We will use non commutative variables $x$, $y$, $z$. Define $\sym_{a,b,c}$ to be the polynomial made of the sum of monomials which are all possible products of $a$ variables $x$, $b$ variables $y$ and $c$ variables $z$.

For example $\sym_{2,1,0}(i,j,k)=i^2 j+i j i+j i^2$.

Considering the symmetric definition of $\sym_{a,b,c}$ and the non commutativity of quaternions I would expect a lot of simplifications on $\sym_{a,b,c}(i,j,k)$, in fact $\sym_{a,0,0}(i,j,k)=i^a$, and $\sym_{1,1,1}(i,j,k)=0$ but $\sym_{2,2,0}(i,j,k)=i^2 j^2+j^2 i^2=2$.

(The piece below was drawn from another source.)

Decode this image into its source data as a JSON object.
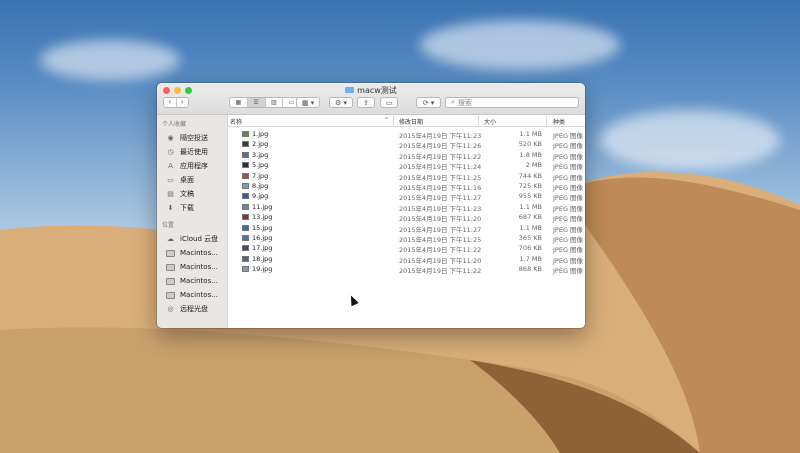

Is there a simple formula to determine the value of $\sym_{a,b,c}(i,j,k)$ in terms of $a$, $b$, $c$?

May/29/2019 By the way I introduced those functions we have: $e^{(i+j+k)/\sqrt3}=\sum_n (\sqrt{3}^n/n!)\sum_{a,b,c} \sym_{a,b,c}(i,j,k) =(i+j+k)\sin(90)=i+j+k$.